Re: [PATCH 5/5] block: enable dax for raw block devices
From: Dan Williams
Date: Mon Oct 26 2015 - 04:56:36 EST
On Mon, Oct 26, 2015 at 3:23 PM, Dave Chinner <david@xxxxxxxxxxxxx> wrote:
> On Mon, Oct 26, 2015 at 11:48:06AM +0900, Dan Williams wrote:
>> On Mon, Oct 26, 2015 at 6:22 AM, Dave Chinner <david@xxxxxxxxxxxxx> wrote:
>> > On Thu, Oct 22, 2015 at 11:08:18PM +0200, Jan Kara wrote:
>> >> Ugh2: Now I realized that DAX mmap isn't safe wrt fs freezing even for
>> >> filesystems since there's nothing which writeprotects pages that are
>> >> writeably mapped. In normal path, page writeback does this but that doesn't
>> >> happen for DAX. I remember we once talked about this but it got lost.

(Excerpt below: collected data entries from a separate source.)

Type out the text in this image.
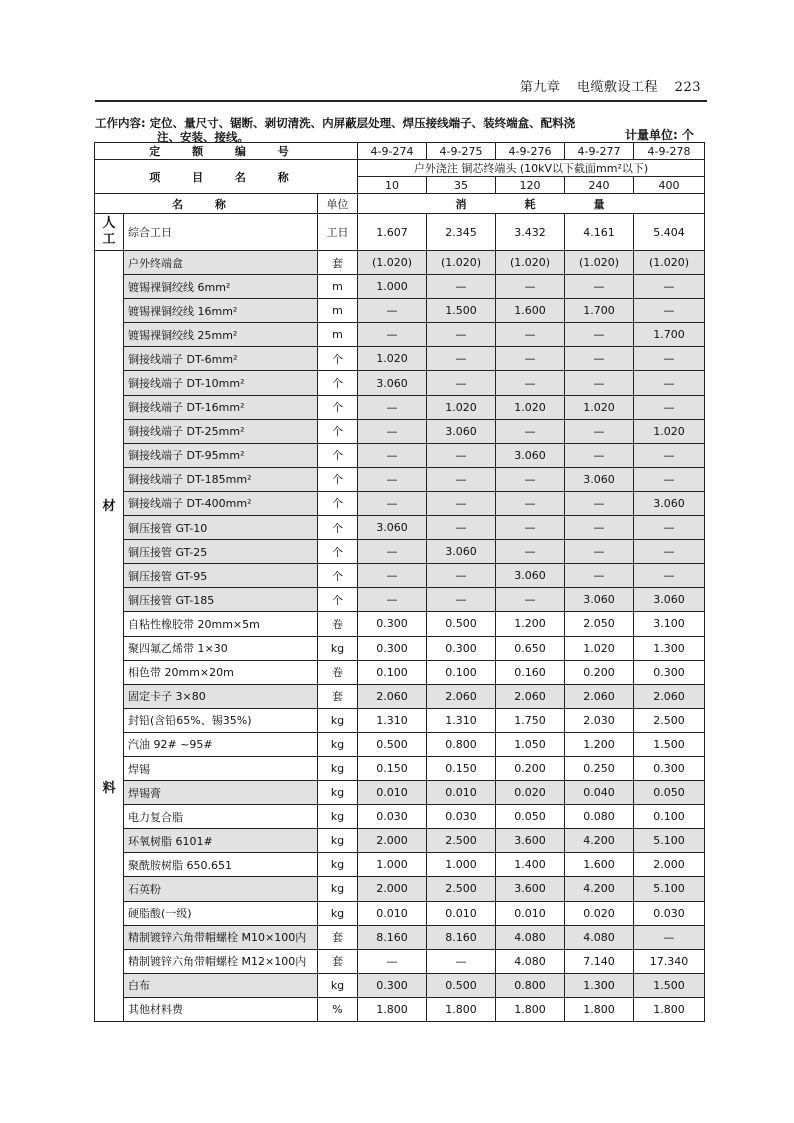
第九章 电缆敷设工程 223
工作内容: 定位、量尺寸、锯断、剥切清洗、内屏蔽层处理、焊压接线端子、装终端盒、配料浇
注、安装、接线。	计量单位: 个
定 额 编 号			4-9-274	4-9-275	4-9-276	4-9-277	4-9-278
项 目 名 称			户外浇注 铜芯终端头 (10kV以下截面mm²以下)				
			10	35	120	240	400
名 称		单位		消	耗	量	

人工	综合工日	工日	1.607	2.345	3.432	4.161	5.404

材
料	户外终端盒	套	(1.020)	(1.020)	(1.020)	(1.020)	(1.020)
	镀锡裸铜绞线 6mm²	m	1.000	—	—	—	—
	镀锡裸铜绞线 16mm²	m	—	1.500	1.600	1.700	—
	镀锡裸铜绞线 25mm²	m	—	—	—	—	1.700
	铜接线端子 DT-6mm²	个	1.020	—	—	—	—
	铜接线端子 DT-10mm²	个	3.060	—	—	—	—
	铜接线端子 DT-16mm²	个	—	1.020	1.020	1.020	—
	铜接线端子 DT-25mm²	个	—	3.060	—	—	1.020
	铜接线端子 DT-95mm²	个	—	—	3.060	—	—
	铜接线端子 DT-185mm²	个	—	—	—	3.060	—
	铜接线端子 DT-400mm²	个	—	—	—	—	3.060
	铜压接管 GT-10	个	3.060	—	—	—	—
	铜压接管 GT-25	个	—	3.060	—	—	—
	铜压接管 GT-95	个	—	—	3.060	—	—
	铜压接管 GT-185	个	—	—	—	3.060	3.060
	自粘性橡胶带 20mm×5m	卷	0.300	0.500	1.200	2.050	3.100
	聚四氟乙烯带 1×30	kg	0.300	0.300	0.650	1.020	1.300
	相色带 20mm×20m	卷	0.100	0.100	0.160	0.200	0.300
	固定卡子 3×80	套	2.060	2.060	2.060	2.060	2.060
	封铅(含铅65%、锡35%)	kg	1.310	1.310	1.750	2.030	2.500
	汽油 92# ~95#	kg	0.500	0.800	1.050	1.200	1.500
	焊锡	kg	0.150	0.150	0.200	0.250	0.300
	焊锡膏	kg	0.010	0.010	0.020	0.040	0.050
	电力复合脂	kg	0.030	0.030	0.050	0.080	0.100
	环氧树脂 6101#	kg	2.000	2.500	3.600	4.200	5.100
	聚酰胺树脂 650.651	kg	1.000	1.000	1.400	1.600	2.000
	石英粉	kg	2.000	2.500	3.600	4.200	5.100
	硬脂酸(一级)	kg	0.010	0.010	0.010	0.020	0.030
	精制镀锌六角带帽螺栓 M10×100内	套	8.160	8.160	4.080	4.080	—
	精制镀锌六角带帽螺栓 M12×100内	套	—	—	4.080	7.140	17.340
	白布	kg	0.300	0.500	0.800	1.300	1.500
	其他材料费	%	1.800	1.800	1.800	1.800	1.800
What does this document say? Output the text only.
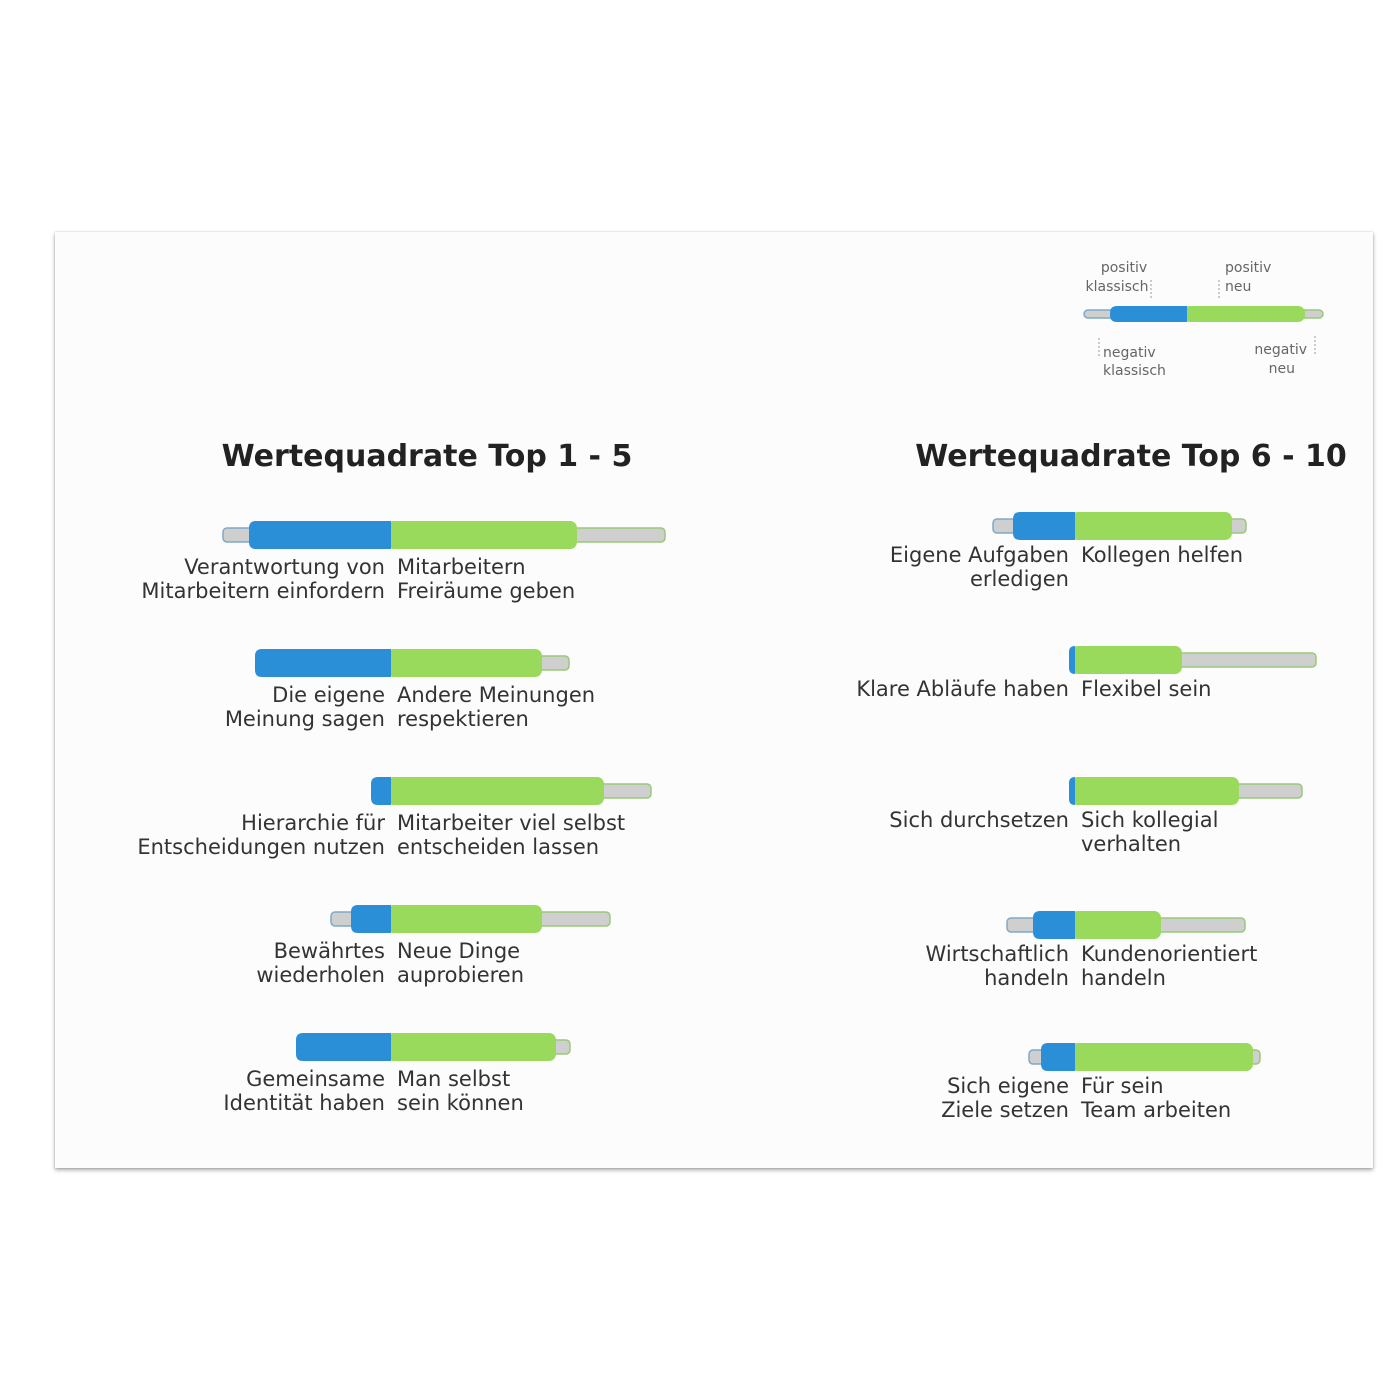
positiv
klassisch
positiv
neu
negativ
klassisch
negativ
neu
Wertequadrate Top 1 - 5
Verantwortung von
Mitarbeitern einfordern
Mitarbeitern
Freiräume geben
Die eigene
Meinung sagen
Andere Meinungen
respektieren
Hierarchie für
Entscheidungen nutzen
Mitarbeiter viel selbst
entscheiden lassen
Bewährtes
wiederholen
Neue Dinge
auprobieren
Gemeinsame
Identität haben
Man selbst
sein können
Wertequadrate Top 6 - 10
Eigene Aufgaben
erledigen
Kollegen helfen
Klare Abläufe haben Flexibel sein
Sich durchsetzen Sich kollegial
verhalten
Wirtschaftlich
handeln
Kundenorientiert
handeln
Sich eigene
Ziele setzen
Für sein
Team arbeiten
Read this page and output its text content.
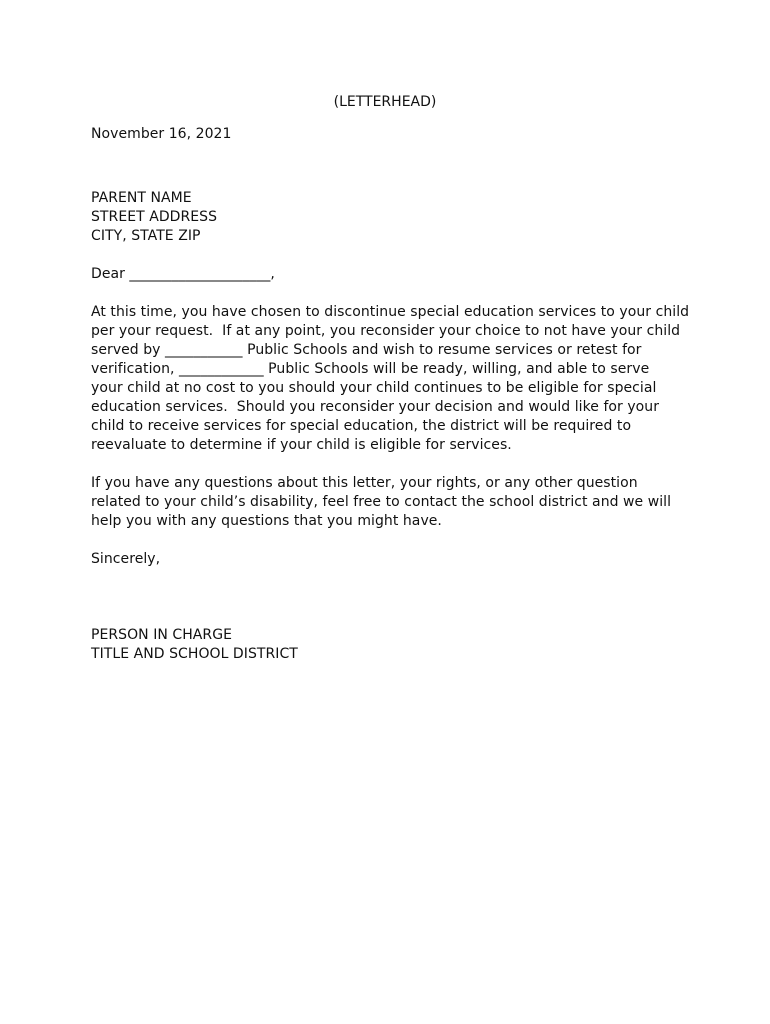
(LETTERHEAD)
November 16, 2021
PARENT NAME
STREET ADDRESS
CITY, STATE ZIP
Dear ____________________,
At this time, you have chosen to discontinue special education services to your child
per your request.  If at any point, you reconsider your choice to not have your child
served by ___________ Public Schools and wish to resume services or retest for
verification, ____________ Public Schools will be ready, willing, and able to serve
your child at no cost to you should your child continues to be eligible for special
education services.  Should you reconsider your decision and would like for your
child to receive services for special education, the district will be required to
reevaluate to determine if your child is eligible for services.
If you have any questions about this letter, your rights, or any other question
related to your child’s disability, feel free to contact the school district and we will
help you with any questions that you might have.
Sincerely,
PERSON IN CHARGE
TITLE AND SCHOOL DISTRICT
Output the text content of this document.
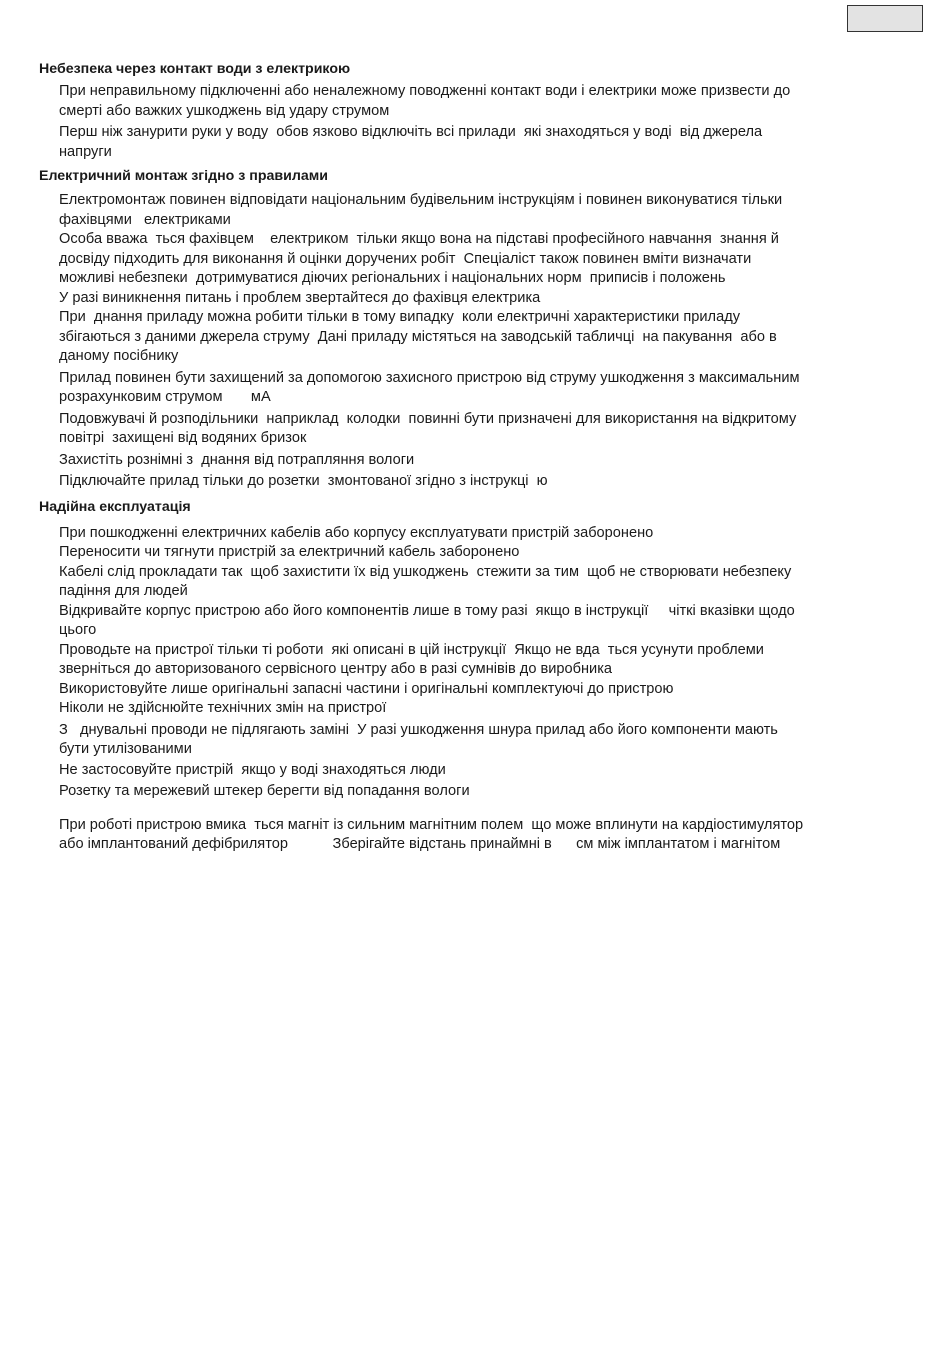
Небезпека через контакт води з електрикою

При неправильному підключенні або неналежному поводженні контакт води і електрики може призвести до
смерті або важких ушкоджень від удару струмом

Перш ніж занурити руки у воду  обов язково відключіть всі прилади  які знаходяться у воді  від джерела
напруги

Електричний монтаж згідно з правилами

Електромонтаж повинен відповідати національним будівельним інструкціям і повинен виконуватися тільки
фахівцями   електриками

Особа вважа  ться фахівцем    електриком  тільки якщо вона на підставі професійного навчання  знання й
досвіду підходить для виконання й оцінки доручених робіт  Спеціаліст також повинен вміти визначати
можливі небезпеки  дотримуватися діючих регіональних і національних норм  приписів і положень

У разі виникнення питань і проблем звертайтеся до фахівця електрика

При  днання приладу можна робити тільки в тому випадку  коли електричні характеристики приладу
збігаються з даними джерела струму  Дані приладу містяться на заводській табличці  на пакування  або в
даному посібнику

Прилад повинен бути захищений за допомогою захисного пристрою від струму ушкодження з максимальним
розрахунковим струмом       мА

Подовжувачі й розподільники  наприклад  колодки  повинні бути призначені для використання на відкритому
повітрі  захищені від водяних бризок

Захистіть рознімні з  днання від потрапляння вологи

Підключайте прилад тільки до розетки  змонтованої згідно з інструкці  ю

Надійна експлуатація

При пошкодженні електричних кабелів або корпусу експлуатувати пристрій заборонено

Переносити чи тягнути пристрій за електричний кабель заборонено

Кабелі слід прокладати так  щоб захистити їх від ушкоджень  стежити за тим  щоб не створювати небезпеку
падіння для людей

Відкривайте корпус пристрою або його компонентів лише в тому разі  якщо в інструкції     чіткі вказівки щодо
цього

Проводьте на пристрої тільки ті роботи  які описані в цій інструкції  Якщо не вда  ться усунути проблеми
зверніться до авторизованого сервісного центру або в разі сумнівів до виробника

Використовуйте лише оригінальні запасні частини і оригінальні комплектуючі до пристрою

Ніколи не здійснюйте технічних змін на пристрої

З   днувальні проводи не підлягають заміні  У разі ушкодження шнура прилад або його компоненти мають
бути утилізованими

Не застосовуйте пристрій  якщо у воді знаходяться люди

Розетку та мережевий штекер берегти від попадання вологи

При роботі пристрою вмика  ться магніт із сильним магнітним полем  що може вплинути на кардіостимулятор
або імплантований дефібрилятор           Зберігайте відстань принаймні в      см між імплантатом і магнітом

>> >> We need something like walk all filesystem inodes during fs freeze and
>> >> writeprotect all pages that are mapped. But that's going to be slow...
>> > fsync() has the same problem - we have no record of the pages that
>> > need to be committed and then write protected when fsync() is called
>> > after write()...
>> I know Ross is still working on that implementation. However, I had a
>> thought on the flight to ksummit that maybe we shouldn't worry about
>> tracking dirty state on a per-page basis. For small / frequent
>> synchronizations an application really should be using the nvml
>> library  to issue cache flushes and pcommit from userspace on a
>> per-cacheline basis. That leaves unmodified apps that want to be
>> correct in the presence of dax mappings. Two things we can do to
>> mitigate that case:
>> 1/ Make DAX mappings opt-in with a new MMAP_DAX (page-cache bypass)
>> flag. Applications shouldn't silently become incorrect simply because
>> the fs is mounted with -o dax. If an app doesn't understand DAX
>> mappings it should get page-cache semantics. This also protects apps
>> that are not expecting DAX semantics on raw block device mappings.
> Which is the complete opposite of what we are trying to acehive with
> DAX. i.e. that existing applications "just work" with DAX without
> modification. So this is a non-starter.
The list of things DAX breaks is getting shorter, but certainly the
page-less paths will not be without surprises for quite a while yet...
> Also, DAX access isn't a property of mmap - it's a property
> of the inode. We cannot do DAX access via mmap while mixing page
> cache based access through file descriptor based interfaces. This
> I why I'm adding an inode attribute (on disk) to enable per-file DAX
> capabilities - either everything is via the DAX paths, or nothing
Per-inode control sounds very useful, I'll look at a similar mechanism
for the raw block case.
However, still not quite convinced page-cache control is an inode-only
property, especially when direct-i/o is not an inode-property. That
said, I agree the complexity of handling mixed mappings of the same
file is prohibitive.
>> 2/ Even if we get a new flag that lets the kernel know the app
>> understands DAX mappings, we shouldn't leave fsync broken. Can we
>> instead get by with a simple / big hammer solution? I.e.
> Because we don't physically have to write back data the problem is
> both simpler and more complex. The simplest solution is for the
> underlying block device to implement blkdev_issue_flush() correctly.
> i.e. if blkdev_issue_flush() behaves according to it's required
> semantics - that all volatile cached data is flushed to stable
> storage - then fsync-on-DAX will work appropriately. As it is, this is
> needed for journal based filesystems to work correctly, as they are
> assuming that their journal writes are being treated correctly as
> REQ_FLUSH | REQ_FUA to ensure correct data/metadata/journal
> ordering is maintained....
> So, to begin with, this problem needs to be solved at the block
> device level. That's the simple, brute-force, big hammer solution to
> the problem, and it requires no changes at the filesystem level at
> However, to avoid having to flush the entire block device range on
> fsync we need a much more complex solution that tracks the dirty
> ranges of the file and hence what needs committing when fsync is
>> Disruptive, yes, but if an app cares about efficient persistent memory
>> synchronization fsync is already the wrong api.
> I don't really care about efficiency right now - correctness comes
> first. Fundamentally, the app should not care whether it is writing to
> persistent memory or spinning rust - the filesystem needs to
> provide the application with exactly the same integrity guarantees
> regardless of the underlying storage.
Sounds good, get blkdev_issue_flush() functional first and then worry
about building a more efficient solution on top.